L'ironie est Total. Lundi, dans un post sponsorisé (une publicité) sur Twitter, la fondation TotalEnergies a applaudi le voyage de « Baptiste, Clément, Lana, Margot, Olivier et Niels » en direction de l'Antarctique, où ces étudiant·es de l'Ecole normale supérieure mèneront « une étude sur le changement climatique et l’empreinte humaine sur l’environnement ». Peut-être pourront-ils également mener une étude sur le culot de TotalEnergies, alors que des scientifiques viennent de révéler que la firme avait connaissance de son impact sur le climat dès 1971 (Vert). Pire : l'expédition, soutenue par la fondation d'entreprise, est baptisée « Antarctique 2.0°C ». Autrement dit, elle promeut sans le dire un objectif moins ambitieux (2°C) que celui, martelé par les scientifiques du Giec et les organisateurs de la COP26, de contenir le réchauffement à moins de 1,5°C d'ici la fin du siècle. La différence entre les deux ? Deux fois plus d'écosystèmes altérés, la mort de 100% des coraux, deux fois plus de personnes exposées à des pénuries d'eau ou encore, une hausse des océans de 10cm de plus d'ici 2100. Largement moquée, la fondation TotalEnergies a fini par retirer son tweet.

Les renouvelables continuent leur essor mondial

Elles ont le vent en poupe. Malgré la pandémie, le développement des énergies renouvelables connaît de nouveaux sommets en 2021.

Avec 290 gigawatts (GW) de capacités installées cette année, l'éolien, le solaire, la géothermie et les autres sont en passe de battre le précédent record, qui date de 2020. C'est ce que vient de révéler l'Agence internationale de l'énergie dans son dernier rapport, paru mercredi.

Son président, Fatih Birol, a applaudi « cette preuve supplémentaire qu'une nouvelle économie mondiale de l'énergie est en train d'émerger ». Selon les prévisions de l'AIE, les renouvelables représenteront 95% du total des nouvelles capacités mondiales de production d'électricité installées entre aujourd'hui et 2026. La production renouvelable devrait croître de plus de 60% dans cet intervalle pour atteindre 4 800 GW. Soit l'équivalent des capacités actuelles des centrales fossiles et nucléaire combinées. Le solaire photovoltaïque devrait compter pour la moitié de cette hausse.

Cette croissance est notamment portée par la Chine et l'Inde, ainsi que l'Europe et les Etats-Unis. La récente envolée des prix des matériaux et du transport, qui renchérissent la construction de nouvelles capacités, n'a pas freiné cette inexorable progression. Mais elle pourrait compliquer son développement si elle venait à durer.

Permis d'installation, acceptabilité sociale des projets, ou encore, rémunération insuffisante de l'électricité renouvelable... L'AIE appelle les Etats à lever certains freins pour accélérer cette transition. Autre barrière : les coûts encore trop élevés dans les pays en développement.

Car malgré des chiffres encourageants, cet essor est encore bien trop lent pour le climat. Afin d'atteindre la neutralité carbone d'ici le milieu du siècle, comme s'y sont engagés de très nombreux Etats, le rythme devrait être deux fois plus rapide, indique l'AIE. En outre, ce mouvement doit s'accompagner de la sortie rapide des fossiles, comme l'avait indiqué l'agence en mai dernier.

Le cauchemar des cochons « Préférence » de Herta

Ce jeudi, l'association L214 dévoile une nouvelle enquête en vidéo, tournée en août et septembre dans un élevage de cochons d'Ortillon (Aube).
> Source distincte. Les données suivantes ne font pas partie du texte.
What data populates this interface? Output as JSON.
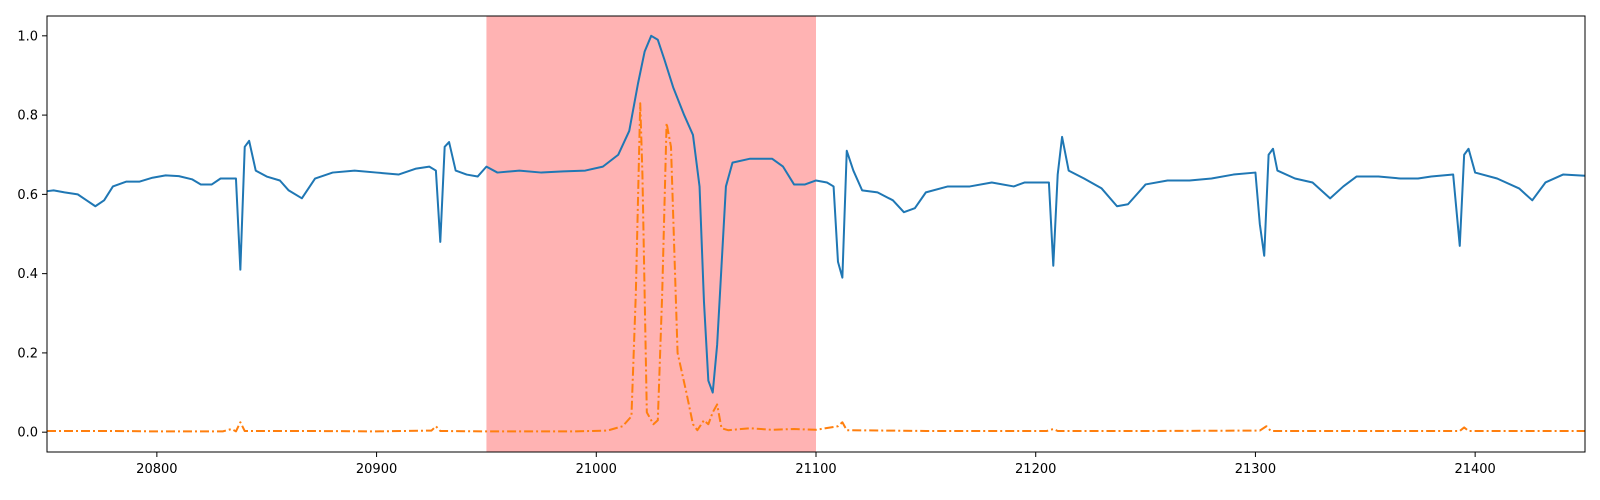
{
  "chart_data": {
    "type": "line",
    "xlim": [
      20750,
      21450
    ],
    "ylim": [
      -0.05,
      1.05
    ],
    "x_ticks": [
      20800,
      20900,
      21000,
      21100,
      21200,
      21300,
      21400
    ],
    "x_tick_labels": [
      "20800",
      "20900",
      "21000",
      "21100",
      "21200",
      "21300",
      "21400"
    ],
    "y_ticks": [
      0.0,
      0.2,
      0.4,
      0.6,
      0.8,
      1.0
    ],
    "y_tick_labels": [
      "0.0",
      "0.2",
      "0.4",
      "0.6",
      "0.8",
      "1.0"
    ],
    "grid": false,
    "highlight_region": {
      "x_start": 20950,
      "x_end": 21100,
      "color": "#ffb3b3"
    },
    "series": [
      {
        "color": "#1f77b4",
        "line_style": "solid",
        "points": [
          [
            20750,
            0.608
          ],
          [
            20753,
            0.61
          ],
          [
            20758,
            0.605
          ],
          [
            20764,
            0.6
          ],
          [
            20768,
            0.585
          ],
          [
            20772,
            0.57
          ],
          [
            20776,
            0.585
          ],
          [
            20780,
            0.62
          ],
          [
            20786,
            0.632
          ],
          [
            20792,
            0.632
          ],
          [
            20798,
            0.642
          ],
          [
            20804,
            0.648
          ],
          [
            20810,
            0.646
          ],
          [
            20816,
            0.638
          ],
          [
            20820,
            0.625
          ],
          [
            20825,
            0.625
          ],
          [
            20829,
            0.64
          ],
          [
            20833,
            0.64
          ],
          [
            20836,
            0.64
          ],
          [
            20838,
            0.41
          ],
          [
            20840,
            0.72
          ],
          [
            20842,
            0.735
          ],
          [
            20845,
            0.66
          ],
          [
            20850,
            0.645
          ],
          [
            20856,
            0.635
          ],
          [
            20860,
            0.61
          ],
          [
            20866,
            0.59
          ],
          [
            20872,
            0.64
          ],
          [
            20880,
            0.655
          ],
          [
            20890,
            0.66
          ],
          [
            20900,
            0.655
          ],
          [
            20910,
            0.65
          ],
          [
            20918,
            0.665
          ],
          [
            20924,
            0.67
          ],
          [
            20927,
            0.66
          ],
          [
            20929,
            0.48
          ],
          [
            20931,
            0.72
          ],
          [
            20933,
            0.732
          ],
          [
            20936,
            0.66
          ],
          [
            20941,
            0.65
          ],
          [
            20946,
            0.645
          ],
          [
            20950,
            0.67
          ],
          [
            20955,
            0.655
          ],
          [
            20965,
            0.66
          ],
          [
            20975,
            0.655
          ],
          [
            20985,
            0.658
          ],
          [
            20995,
            0.66
          ],
          [
            21003,
            0.67
          ],
          [
            21010,
            0.7
          ],
          [
            21015,
            0.76
          ],
          [
            21019,
            0.88
          ],
          [
            21022,
            0.96
          ],
          [
            21025,
            1.0
          ],
          [
            21028,
            0.99
          ],
          [
            21031,
            0.94
          ],
          [
            21035,
            0.87
          ],
          [
            21040,
            0.8
          ],
          [
            21044,
            0.75
          ],
          [
            21047,
            0.62
          ],
          [
            21049,
            0.33
          ],
          [
            21051,
            0.13
          ],
          [
            21053,
            0.1
          ],
          [
            21055,
            0.22
          ],
          [
            21057,
            0.42
          ],
          [
            21059,
            0.62
          ],
          [
            21062,
            0.68
          ],
          [
            21070,
            0.69
          ],
          [
            21080,
            0.69
          ],
          [
            21085,
            0.67
          ],
          [
            21090,
            0.625
          ],
          [
            21095,
            0.625
          ],
          [
            21100,
            0.635
          ],
          [
            21105,
            0.63
          ],
          [
            21108,
            0.62
          ],
          [
            21110,
            0.43
          ],
          [
            21112,
            0.39
          ],
          [
            21114,
            0.71
          ],
          [
            21117,
            0.66
          ],
          [
            21121,
            0.61
          ],
          [
            21128,
            0.605
          ],
          [
            21135,
            0.585
          ],
          [
            21140,
            0.555
          ],
          [
            21145,
            0.565
          ],
          [
            21150,
            0.605
          ],
          [
            21160,
            0.62
          ],
          [
            21170,
            0.62
          ],
          [
            21180,
            0.63
          ],
          [
            21190,
            0.62
          ],
          [
            21195,
            0.63
          ],
          [
            21206,
            0.63
          ],
          [
            21208,
            0.42
          ],
          [
            21210,
            0.65
          ],
          [
            21212,
            0.745
          ],
          [
            21215,
            0.66
          ],
          [
            21222,
            0.64
          ],
          [
            21230,
            0.615
          ],
          [
            21237,
            0.57
          ],
          [
            21242,
            0.575
          ],
          [
            21250,
            0.625
          ],
          [
            21260,
            0.635
          ],
          [
            21270,
            0.635
          ],
          [
            21280,
            0.64
          ],
          [
            21290,
            0.65
          ],
          [
            21300,
            0.655
          ],
          [
            21302,
            0.525
          ],
          [
            21304,
            0.445
          ],
          [
            21306,
            0.7
          ],
          [
            21308,
            0.715
          ],
          [
            21310,
            0.66
          ],
          [
            21318,
            0.64
          ],
          [
            21326,
            0.63
          ],
          [
            21334,
            0.59
          ],
          [
            21340,
            0.62
          ],
          [
            21346,
            0.645
          ],
          [
            21356,
            0.645
          ],
          [
            21366,
            0.64
          ],
          [
            21374,
            0.64
          ],
          [
            21380,
            0.645
          ],
          [
            21390,
            0.65
          ],
          [
            21393,
            0.47
          ],
          [
            21395,
            0.7
          ],
          [
            21397,
            0.715
          ],
          [
            21400,
            0.655
          ],
          [
            21410,
            0.64
          ],
          [
            21420,
            0.615
          ],
          [
            21426,
            0.585
          ],
          [
            21432,
            0.63
          ],
          [
            21440,
            0.65
          ],
          [
            21450,
            0.647
          ]
        ]
      },
      {
        "color": "#ff7f0e",
        "line_style": "dash-dot",
        "points": [
          [
            20750,
            0.003
          ],
          [
            20780,
            0.003
          ],
          [
            20800,
            0.002
          ],
          [
            20830,
            0.002
          ],
          [
            20834,
            0.008
          ],
          [
            20836,
            0.002
          ],
          [
            20838,
            0.025
          ],
          [
            20840,
            0.003
          ],
          [
            20870,
            0.003
          ],
          [
            20900,
            0.002
          ],
          [
            20925,
            0.004
          ],
          [
            20927,
            0.015
          ],
          [
            20929,
            0.003
          ],
          [
            20950,
            0.002
          ],
          [
            20990,
            0.002
          ],
          [
            21005,
            0.004
          ],
          [
            21012,
            0.015
          ],
          [
            21016,
            0.04
          ],
          [
            21018,
            0.35
          ],
          [
            21020,
            0.83
          ],
          [
            21021,
            0.65
          ],
          [
            21023,
            0.05
          ],
          [
            21026,
            0.02
          ],
          [
            21028,
            0.03
          ],
          [
            21030,
            0.35
          ],
          [
            21032,
            0.78
          ],
          [
            21034,
            0.72
          ],
          [
            21037,
            0.2
          ],
          [
            21041,
            0.1
          ],
          [
            21044,
            0.02
          ],
          [
            21046,
            0.005
          ],
          [
            21049,
            0.03
          ],
          [
            21051,
            0.02
          ],
          [
            21053,
            0.05
          ],
          [
            21055,
            0.07
          ],
          [
            21057,
            0.01
          ],
          [
            21060,
            0.005
          ],
          [
            21070,
            0.01
          ],
          [
            21080,
            0.006
          ],
          [
            21090,
            0.008
          ],
          [
            21100,
            0.006
          ],
          [
            21110,
            0.015
          ],
          [
            21112,
            0.025
          ],
          [
            21114,
            0.005
          ],
          [
            21150,
            0.003
          ],
          [
            21205,
            0.003
          ],
          [
            21208,
            0.008
          ],
          [
            21210,
            0.003
          ],
          [
            21250,
            0.003
          ],
          [
            21302,
            0.004
          ],
          [
            21305,
            0.015
          ],
          [
            21307,
            0.003
          ],
          [
            21350,
            0.003
          ],
          [
            21393,
            0.003
          ],
          [
            21395,
            0.012
          ],
          [
            21397,
            0.003
          ],
          [
            21450,
            0.003
          ]
        ]
      }
    ]
  }
}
Celui-ci fournit la « filière Préférence » du géant Herta, vantée comme étant plus « respectueuse de l'environnement et du bien-être animal ». Hélas, les images – souvent insoutenables - de l'association montrent de nombreux actes de cruauté, tels que la castration à vif par déchirement des tissus, la coupe des dents et des queues des porcelets, des coups portés à des truies, des cochons malades, traumatisés, agonisants. Nombre de ces scènes relèvent d'infractions, selon L214, qui annonce porter plainte contre Herta.